Children with relatively normal developmental outcomes who, notwithstanding this, received extra help at their schools, still had language and/or motor problems that apparently interfered with school functioning, thereby causing schoolteachers to provide them with extra attention and help. The overrepresentation of boys in this group, as in both groups with problematic developmental outcomes, is a frequent finding [8] and because their behavior is often more demonstrative there is a stronger need to deal with. More children who were SGA were also found in this group. A number of these were still small at the age of 5 years, which may have led to overprotection or the conviction that the child needs more time or help to be ready for reading, writing or arithmetic [10, 21]. Further research should reveal if the problems of this latter group of children are attributable to not being ready for learning (pre) academic skills or to still being too playful, or whether it concerns serious learning and developmental problems.

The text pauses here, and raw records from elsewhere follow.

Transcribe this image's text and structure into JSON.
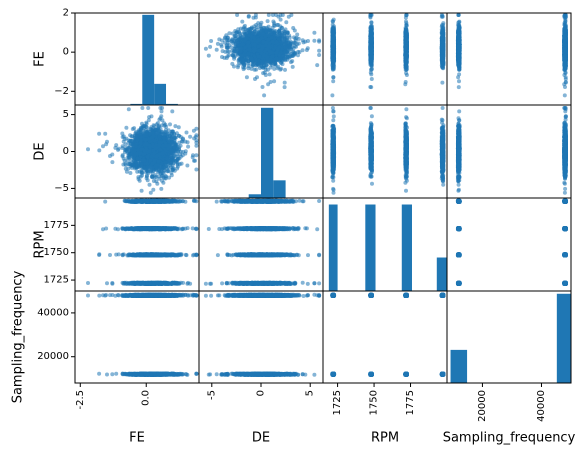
{
  "chart_data": {
    "type": "scatter",
    "plot_kind": "scatter-matrix",
    "variables": [
      "FE",
      "DE",
      "RPM",
      "Sampling_frequency"
    ],
    "series_color": "#1f77b4",
    "ranges": {
      "FE": [
        -2.7,
        2.0
      ],
      "DE": [
        -6.3,
        6.3
      ],
      "RPM": [
        1715,
        1800
      ],
      "Sampling_frequency": [
        8000,
        50000
      ]
    },
    "rpm_levels": [
      1722,
      1748,
      1772,
      1797
    ],
    "sampling_levels": [
      12000,
      48000
    ],
    "x_ticks": {
      "FE": [
        {
          "value": -2.5,
          "label": "-2.5"
        },
        {
          "value": 0.0,
          "label": "0.0"
        }
      ],
      "DE": [
        {
          "value": -5,
          "label": "-5"
        },
        {
          "value": 0,
          "label": "0"
        },
        {
          "value": 5,
          "label": "5"
        }
      ],
      "RPM": [
        {
          "value": 1725,
          "label": "1725"
        },
        {
          "value": 1750,
          "label": "1750"
        },
        {
          "value": 1775,
          "label": "1775"
        }
      ],
      "Sampling_frequency": [
        {
          "value": 20000,
          "label": "20000"
        },
        {
          "value": 40000,
          "label": "40000"
        }
      ]
    },
    "y_ticks": {
      "FE": [
        {
          "value": 2,
          "label": "2"
        },
        {
          "value": 0,
          "label": "0"
        },
        {
          "value": -2,
          "label": "−2"
        }
      ],
      "DE": [
        {
          "value": 5,
          "label": "5"
        },
        {
          "value": 0,
          "label": "0"
        },
        {
          "value": -5,
          "label": "−5"
        }
      ],
      "RPM": [
        {
          "value": 1775,
          "label": "1775"
        },
        {
          "value": 1750,
          "label": "1750"
        },
        {
          "value": 1725,
          "label": "1725"
        }
      ],
      "Sampling_frequency": [
        {
          "value": 40000,
          "label": "40000"
        },
        {
          "value": 20000,
          "label": "20000"
        }
      ]
    },
    "histograms": {
      "FE": [
        {
          "x0": -0.6,
          "x1": -0.15,
          "freq": 0.012
        },
        {
          "x0": -0.15,
          "x1": 0.3,
          "freq": 0.98
        },
        {
          "x0": 0.3,
          "x1": 0.75,
          "freq": 0.23
        },
        {
          "x0": 0.75,
          "x1": 1.2,
          "freq": 0.012
        }
      ],
      "DE": [
        {
          "x0": -5.0,
          "x1": -1.25,
          "freq": 0.004
        },
        {
          "x0": -1.25,
          "x1": 0.0,
          "freq": 0.04
        },
        {
          "x0": 0.0,
          "x1": 1.25,
          "freq": 0.97
        },
        {
          "x0": 1.25,
          "x1": 2.5,
          "freq": 0.19
        },
        {
          "x0": 2.5,
          "x1": 5.0,
          "freq": 0.004
        }
      ],
      "RPM": [
        {
          "x0": 1719,
          "x1": 1725,
          "freq": 0.93
        },
        {
          "x0": 1744,
          "x1": 1751,
          "freq": 0.93
        },
        {
          "x0": 1769,
          "x1": 1776,
          "freq": 0.93
        },
        {
          "x0": 1793,
          "x1": 1800,
          "freq": 0.36
        }
      ],
      "Sampling_frequency": [
        {
          "x0": 9200,
          "x1": 14800,
          "freq": 0.36
        },
        {
          "x0": 45200,
          "x1": 50000,
          "freq": 0.97
        }
      ]
    }
  }
}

The limited number of children with developmental problems who were not signalled by the school did not have special characteristics with the exception of having slightly better developmental outcomes and/or having not been born extremely premature, having not been subjected to neonatal steroids and/or having had a somewhat less complicated neonatal period. It is possible that their developmental problems did not interfere with school functioning or they were able to compensate for them, but it is also possible that their parents and/or teachers did not signal their problems adequately. Parents are sometimes very relieved that the first difficult and worrisome years are over and unconsciously cut themselves off from new problems or both parents and teachers lower their expectations and demands because of overprotection. We did not find that less well-educated parents had more difficulties in mobilizing extra help for their children than relatively well-educated parents. Children of the former displayed developmental problems more often, but they received extra help and assistance in the same ratio as children of relatively more highly educated parents. Based on this line of reasoning a possible overrepresentation of children of less well-educated parents in the unassessed group would not change the degree of concordance between the follow-up results and school outcomes.

One may question whether our developmental tests were sensitive enough to register minor neurological signs. In the overall study the paediatrician did a neurological examination (the modified Touwen examination) [28]. This examination classified 120 (34%) of the children participating in this study with neurological problems (disabling cerebral palsy, non-disabling cerebral palsy, minimal neurological dysfunction and gross motor retardation). Ninety-five (93%) of these children were also classified as problematic by one or more of the other instruments. While these neurological data provide a more complete picture, they do not improve the degree of concordance between school outcome and follow-up outcome (70%).

Of the preterm children tested at age 5 years, one-half were found to have problems in the developmental assessments or in school functioning. This outcome confirms the findings of others that follow-up research in more than one developmental domain in combination with school outcomes shows a more problematic outcome picture [29].

Schools are doing quite well in identifying children with and without developmental problems, but the need for longitudinal multidisciplinary follow-up programmes in different developmental domains remains. Information that promotes the understanding of the development of these children during their school career provides schools and parents with more tools for early detection and will facilitate the design and evaluation of intervention programmes.